Apple’s New Open Source AI Model for Image Editing: MGIE and Multimodal Large Language Models (MLLMs)
2 min readApple, a company known for its innovative technology and consumer electronics, has recently entered the AI game with its new open source AI model for image editing, named MGIE (MLLM-Guided Image Editing). This groundbreaking technology, developed in collaboration with researchers from the University of California, Santa Barbara, utilizes multimodal large language models (MLLMs) to interpret text-based commands when manipulating images.
The significance of MGIE lies in its ability to transform simple or ambiguous text prompts into detailed and clear instructions that the photo editor itself can follow. For instance, if a user types in “make this image of a pepperoni pizza more healthy,” MLLMs can interpret it as “add vegetable toppings” and edit the image accordingly. This level of interpretation is crucial as human instructions can sometimes be too brief for current methods to capture and follow.
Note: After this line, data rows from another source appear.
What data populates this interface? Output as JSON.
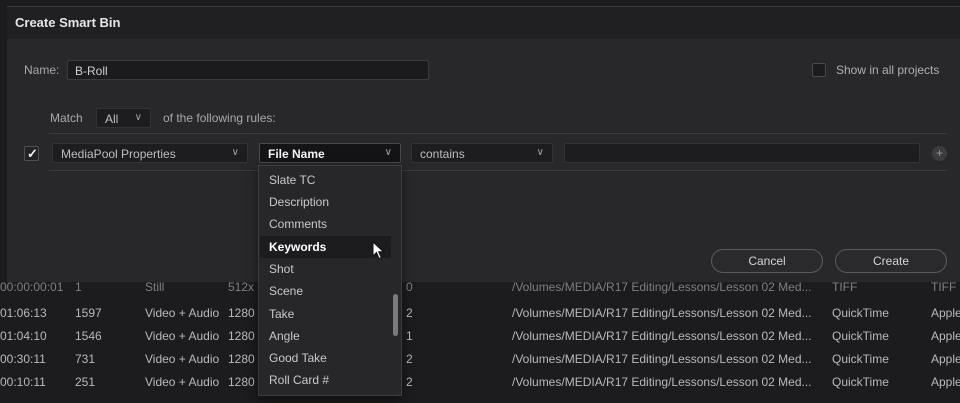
{
  "dialog": {
    "title": "Create Smart Bin",
    "name_label": "Name:",
    "name_value": "B-Roll",
    "show_all_label": "Show in all projects",
    "match_label": "Match",
    "match_value": "All",
    "match_suffix": "of the following rules:",
    "rule": {
      "property": "MediaPool Properties",
      "field": "File Name",
      "operator": "contains",
      "value": ""
    },
    "cancel_label": "Cancel",
    "create_label": "Create"
  },
  "dropdown": {
    "items": [
      "Slate TC",
      "Description",
      "Comments",
      "Keywords",
      "Shot",
      "Scene",
      "Take",
      "Angle",
      "Good Take",
      "Roll Card #"
    ],
    "highlighted": "Keywords"
  },
  "background_table": {
    "rows": [
      {
        "tc": "00:00:00:01",
        "frames": "1",
        "type": "Still",
        "res": "512x",
        "c5": "0",
        "path": "/Volumes/MEDIA/R17 Editing/Lessons/Lesson 02 Med...",
        "codec": "TIFF",
        "last": "TIFF"
      },
      {
        "tc": "01:06:13",
        "frames": "1597",
        "type": "Video + Audio",
        "res": "1280",
        "c5": "2",
        "path": "/Volumes/MEDIA/R17 Editing/Lessons/Lesson 02 Med...",
        "codec": "QuickTime",
        "last": "Apple"
      },
      {
        "tc": "01:04:10",
        "frames": "1546",
        "type": "Video + Audio",
        "res": "1280",
        "c5": "1",
        "path": "/Volumes/MEDIA/R17 Editing/Lessons/Lesson 02 Med...",
        "codec": "QuickTime",
        "last": "Apple"
      },
      {
        "tc": "00:30:11",
        "frames": "731",
        "type": "Video + Audio",
        "res": "1280",
        "c5": "2",
        "path": "/Volumes/MEDIA/R17 Editing/Lessons/Lesson 02 Med...",
        "codec": "QuickTime",
        "last": "Apple"
      },
      {
        "tc": "00:10:11",
        "frames": "251",
        "type": "Video + Audio",
        "res": "1280",
        "c5": "2",
        "path": "/Volumes/MEDIA/R17 Editing/Lessons/Lesson 02 Med...",
        "codec": "QuickTime",
        "last": "Apple"
      }
    ]
  },
  "colors": {
    "dialog_bg": "#28282a",
    "titlebar_bg": "#202022",
    "highlight_bg": "#1c1c1f"
  }
}
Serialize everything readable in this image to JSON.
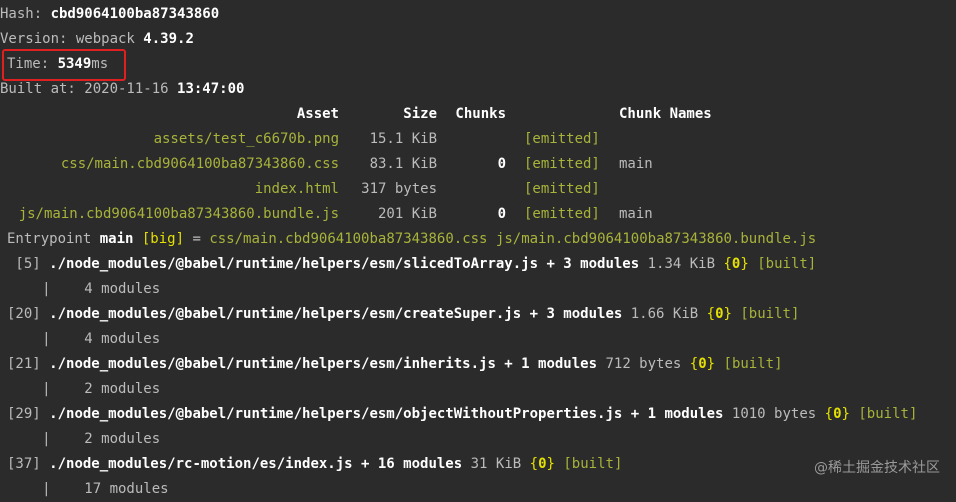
{
  "build": {
    "hash_label": "Hash: ",
    "hash_value": "cbd9064100ba87343860",
    "version_label": "Version: webpack ",
    "version_value": "4.39.2",
    "time_label": "Time: ",
    "time_value": "5349",
    "time_unit": "ms",
    "built_label": "Built at: 2020-11-16 ",
    "built_time": "13:47:00"
  },
  "table": {
    "headers": [
      "Asset",
      "Size",
      "Chunks",
      "Chunk Names"
    ],
    "rows": [
      {
        "asset": "assets/test_c6670b.png",
        "size": "15.1 KiB",
        "chunks": "",
        "emitted": "[emitted]",
        "names": ""
      },
      {
        "asset": "css/main.cbd9064100ba87343860.css",
        "size": "83.1 KiB",
        "chunks": "0",
        "emitted": "[emitted]",
        "names": "main"
      },
      {
        "asset": "index.html",
        "size": "317 bytes",
        "chunks": "",
        "emitted": "[emitted]",
        "names": ""
      },
      {
        "asset": "js/main.cbd9064100ba87343860.bundle.js",
        "size": "201 KiB",
        "chunks": "0",
        "emitted": "[emitted]",
        "names": "main"
      }
    ]
  },
  "entrypoint": {
    "label": "Entrypoint ",
    "name": "main",
    "big": "[big]",
    "eq": " = ",
    "css": "css/main.cbd9064100ba87343860.css",
    "js": "js/main.cbd9064100ba87343860.bundle.js"
  },
  "modules": [
    {
      "id": " [5]",
      "path": "./node_modules/@babel/runtime/helpers/esm/slicedToArray.js + 3 modules",
      "size": "1.34 KiB",
      "chunk": "0",
      "status": "[built]",
      "sub": "     |    4 modules"
    },
    {
      "id": "[20]",
      "path": "./node_modules/@babel/runtime/helpers/esm/createSuper.js + 3 modules",
      "size": "1.66 KiB",
      "chunk": "0",
      "status": "[built]",
      "sub": "     |    4 modules"
    },
    {
      "id": "[21]",
      "path": "./node_modules/@babel/runtime/helpers/esm/inherits.js + 1 modules",
      "size": "712 bytes",
      "chunk": "0",
      "status": "[built]",
      "sub": "     |    2 modules"
    },
    {
      "id": "[29]",
      "path": "./node_modules/@babel/runtime/helpers/esm/objectWithoutProperties.js + 1 modules",
      "size": "1010 bytes",
      "chunk": "0",
      "status": "[built]",
      "sub": "     |    2 modules"
    },
    {
      "id": "[37]",
      "path": "./node_modules/rc-motion/es/index.js + 16 modules",
      "size": "31 KiB",
      "chunk": "0",
      "status": "[built]",
      "sub": "     |    17 modules"
    }
  ],
  "watermark": "@稀土掘金技术社区",
  "colors": {
    "background": "#2b2b2b",
    "highlight_border": "#e02020",
    "emitted": "#a8b33a",
    "chunk_brace": "#e4e000"
  }
}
MGIE’s capabilities extend beyond major image edits. It can also crop, resize, and rotate images, as well as improve brightness, contrast, and color balance through text prompts. Furthermore, it can edit specific areas of an image, such as modifying the hair, eyes, and clothes of a person in the image or removing elements in the background.
Apple’s MGIE model is currently available for experimentation through GitHub, and a demo is also hosted on Hugging Face Spaces. While Apple has yet to announce any plans to incorporate this technology into its products, the potential applications are vast.
The use of MLLMs in image editing is a significant step forward in the field of AI. These models have the power to transform text prompts into detailed instructions that can be followed by the image editor. The ability to edit images based on text commands opens up a world of possibilities for content creators, designers, and artists.
Moreover, the use of open source AI models like MGIE allows for collaboration and innovation within the AI community. Developers and researchers can build upon this technology, contributing to its growth and refinement. This approach fosters a culture of continuous improvement and innovation, ultimately benefiting consumers and businesses alike.
In conclusion, Apple’s new open source AI model for image editing, MGIE, represents a significant contribution to the field of AI. Its use of multimodal large language models (MLLMs) to interpret text-based commands when manipulating images opens up a world of possibilities for content creators, designers, and artists. The potential applications of this technology are vast, and its availability through open source platforms allows for collaboration and innovation within the AI community. Apple’s entry into the AI game is a testament to its commitment to innovation and its potential to shape the future of technology.